The earnest money deposit is a crucial part of a real estate purchase offer. The amount of earnest money offered to a seller as a good faith deposit can be the difference between getting your offer accepted and losing out on the house of your dreams. This article contains everything you need to know about the earnest money deposit.
What is the Earnest Money Deposit?
Earnest money is the initial deposit made to a seller that represents a buyer’s good faith to buy a home. It shows the home seller how serious you are about buying their home. The higher the amount of earnest money you offer, the more serious you will appear to the seller. Having this good faith deposit offers a home seller some peace of mind while the buyer is conducting inspections, obtaining appraisals, and securing financing. After all, it’s less likely for a buyer to terminate a transaction if they stand to lose a substantial deposit.
How Much Earnest Money Should be Offered?
How much earnest money you offer depends on several factors. You will want to assess factors such as your own financial situation, competition from other buyers for the same house, your commitment to purchasing the home, and the purchase price. Always keep in mind that the higher the ‘good-faith’ deposit that you offer, the more serious the seller will view your offer.
The general rule of thumb is to offer 3% to 5% of the purchase price. As mentioned above, several factors may drive that amount higher or lower. You should consult with your Realtor for advice on how much earnest money to offer. They will have a good idea of what is appropriate.
In addition to offering a larger escrow deposit, writing a thoughtful letter to the seller can help influence their decision to accept your offer over others.
Where is the Money Held?
Once your purchase offer is accepted by the home seller, you will be required to deposit your earnest money to escrow within 3 business days.
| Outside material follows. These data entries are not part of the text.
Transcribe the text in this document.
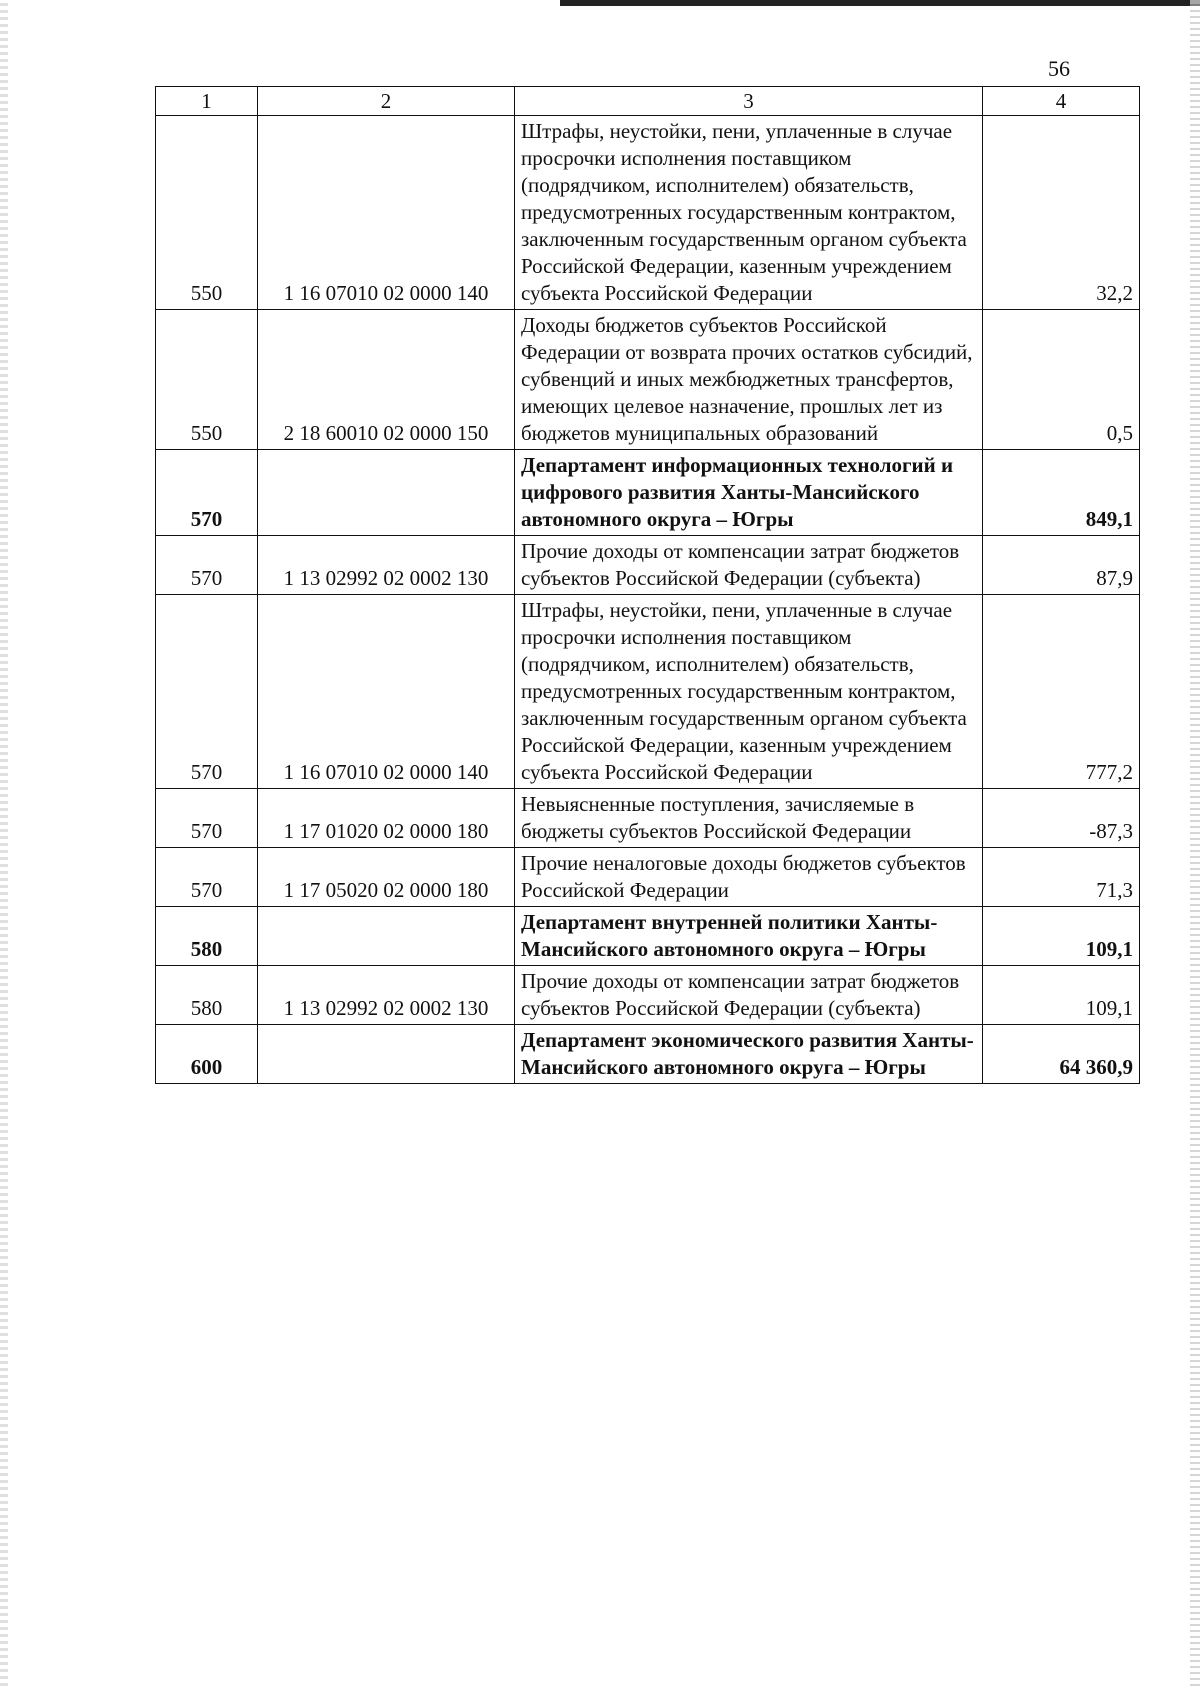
56
1	2	3	4
550	1 16 07010 02 0000 140	Штрафы, неустойки, пени, уплаченные в случае просрочки исполнения поставщиком (подрядчиком, исполнителем) обязательств, предусмотренных государственным контрактом, заключенным государственным органом субъекта Российской Федерации, казенным учреждением субъекта Российской Федерации	32,2
550	2 18 60010 02 0000 150	Доходы бюджетов субъектов Российской Федерации от возврата прочих остатков субсидий, субвенций и иных межбюджетных трансфертов, имеющих целевое назначение, прошлых лет из бюджетов муниципальных образований	0,5
570		Департамент информационных технологий и цифрового развития Ханты-Мансийского автономного округа – Югры	849,1
570	1 13 02992 02 0002 130	Прочие доходы от компенсации затрат бюджетов субъектов Российской Федерации (субъекта)	87,9
570	1 16 07010 02 0000 140	Штрафы, неустойки, пени, уплаченные в случае просрочки исполнения поставщиком (подрядчиком, исполнителем) обязательств, предусмотренных государственным контрактом, заключенным государственным органом субъекта Российской Федерации, казенным учреждением субъекта Российской Федерации	777,2
570	1 17 01020 02 0000 180	Невыясненные поступления, зачисляемые в бюджеты субъектов Российской Федерации	-87,3
570	1 17 05020 02 0000 180	Прочие неналоговые доходы бюджетов субъектов Российской Федерации	71,3
580		Департамент внутренней политики Ханты-Мансийского автономного округа – Югры	109,1
580	1 13 02992 02 0002 130	Прочие доходы от компенсации затрат бюджетов субъектов Российской Федерации (субъекта)	109,1
600		Департамент экономического развития Ханты-Мансийского автономного округа – Югры	64 360,9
The escrow company handling the transaction will be agreed upon by you and the seller as part of the purchase contract. After contract acceptance, you will be provided with the address and wiring info for the escrow company. You may make your deposit by check, money order, cashier’s check, or electronic wire from your bank. Your deposit will be held in the escrow account until the transaction has closed.
Do I get the Deposit back if the Transaction Fails?
A home buyer’s earnest money deposit is well protected by contract contingencies. This simply means that all of the terms of the contract are contingent on specific things happening. Common contract contingencies include home inspections, appraisal, financing, and clear title. For example, if your home inspector finds that the home has major electrical issues and the homeowner is not willing to correct them, you are entitled to terminate the contract and retain your earnest money. Homebuyers typically get their deposit back when a transaction goes south, while there are a few causes for forfeiting the earnest money.
Can the Seller Dispute the Return of my Deposit?
Yes, the may feel that your reason for terminating the contract is not covered by the contingencies of the contract. In this case, the seller feels entitled to keep the deposit as ‘damages’ for the time they lost not having the home on the market.
When a dispute arises, consult with the escrow or entity that is holding the deposit to see what their protocol is. It is likely that the escrow holder will have a standard procedure that follows state laws regarding this situation. We recommend that you become very familiar with how your state addresses earnest money disputes.
What Happens to my Earnest Money when Escrow Closes?
Once the transaction is completed, the earnest money amount will be credited back to you (the buyer). Simply put, you get the money back!
The EMD is a big deal. Buyers should be thoughtful about how much they offer and careful to agree to contract terms that they will be able to meet. This gives you the best chance of getting your offer accepted and buying your dream home.